Madrid

La nueva ministra de Sanidad y Políticas Sociales, Trinidad Jiménez, aseguró ayer que «ninguna coyuntura económica va a mermar la atención a los colectivos más desfavorecidos» y ningún obstáculo va a socavar los cimientos de las políticas sociales.

En su primer discurso tras recoger la cartera ministerial de manos de Bernat Soria, la nueva ministra aseguró que buscará con ahínco el apoyo de las comunidades autónomas y que llega dispuesta a reunirse con todos los colectivos, a oír propuestas y recoger inquietudes. Al acto asistieron la vicepresidenta primera del Gobierno, Teresa Fernández de la Vega, y otros ocho ministros del Gobierno, entre ellos el titular de Exteriores, Miguel Angel Moratinos, con quien ha trabajado en los últimos años como secretaria de Estado para Iberoamérica.

La nueva ministra destacó la «enorme responsabilidad» que supone estar al frente del departamento que encarna el «compromiso firme y decidido» del Gobierno con las políticas sociales progresistas y con la convicción de que «no puede haber libertad sin la seguridad de poder planificar nuestro futuro». Agradeció que le hayan cedido «uno de los testigos más preciados» del Gobierno, el desarrollo de la Ley de Dependencia, una labor en la que aseguró que buscará con ahínco el apoyo de las Comunidades Autónomas. Jiménez también subrayó su disposición al diálogo y su voluntad de entendimiento con todos los partidos políticos y todas las administraciones.

«Para mejorar nuestra coyuntura, lo mejor es mejorar las Políticas Sociales, el gran reto de este Gobierno es mejorar las políticas sociales y esta va a ser nuestra gran apuesta y ningún obstáculo va a socavar los cimientos de los mayores logros de la política española, construida entre todos en los últimos años», advirtió Jiménez, quien dice que la asunción de las responsabilidades de este «enorme ministerio» será «una enorme responsabilidad y un reto estimulante».

En el ámbito de las Políticas Sociales, al que le dio mayor relevancia en su discurso frente a los temas de Sanidad o de Consumo, también responsabilidad de su ministerio, Jiménez anunció su intención de trabajar «cada día» para impulsar la Ley de Dependencia, la norma que situó a España «en la vanguardia de las Políticas Sociales», «ampliando el concepto de bienestar e independencia» y haciendo de este campo «fuente de generación de empleo».
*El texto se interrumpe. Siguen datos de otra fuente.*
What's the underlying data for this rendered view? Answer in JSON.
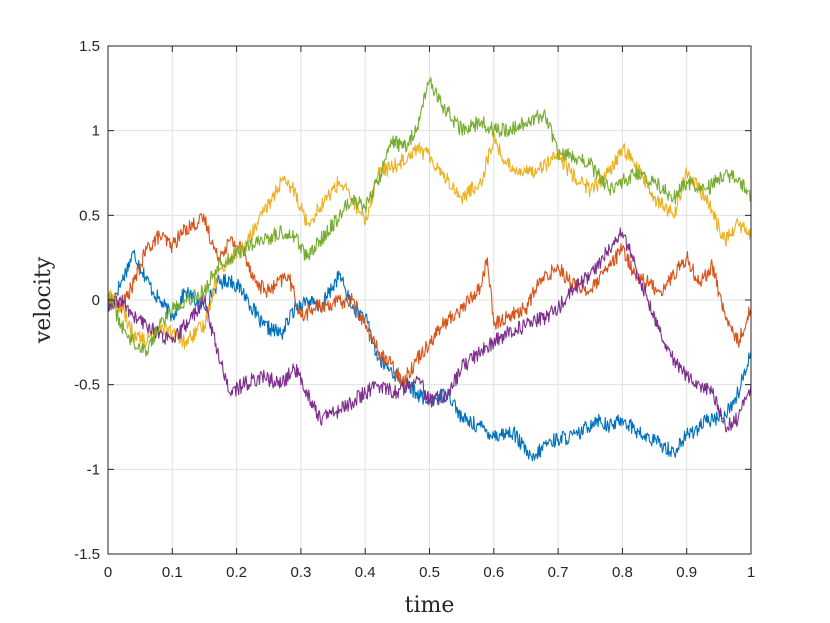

Respecto a la Sanidad, la nueva ministra elogió los logros del Sistema Nacional de Salud (SNS), al que considera «un ejemplo de organización y asistencia reconocido a nivel mundial», y aseguró que su objetivo será «seguir el camino» marcado por Soria, en la búsqueda de aunar calidad con equidad para todos los ciudadanos, libertad para elegir con seguridad «para poder planificar las políticas públicas». Jiménez agradeció a Soria que pusiera como ministro «su conocimiento científico a servicio público» y que haya representado en el Gobierno «el anhelo de los investigadores».

Soria compara su etapa en el ministerio con una Semana Santa

El ministro de Sanidad saliente, Bernat Soria, comparó ayer el paso por un Ministerio con la Semana Santa: «La llegada es el Domingo de Ramos, cuando todo el mundo te recibe con palmas y halagos, pero al día siguiente es Lunes de Dolores, cuando comienza la tortura larga y el día de la muerte es cuando te comunican el cese». No obstante, Soria ha señalado que la resurrección llega enseguida, con «las primeras llamadas de familiares y amigos felices de recuperarte».

No quedaron ahí las celebradas ocurrencias de Soria, quien no dudó en «vengarse» de los fotógrafos. Tras quejarse de que durante todo este periodo le han «martirizado» con sus indicaciones sobre donde tenía que colocarse, sacó una cámara fotográfica y, dirigiéndose a los informadores gráficos, les conminó a desplazarse un poco a derecha e izquierda.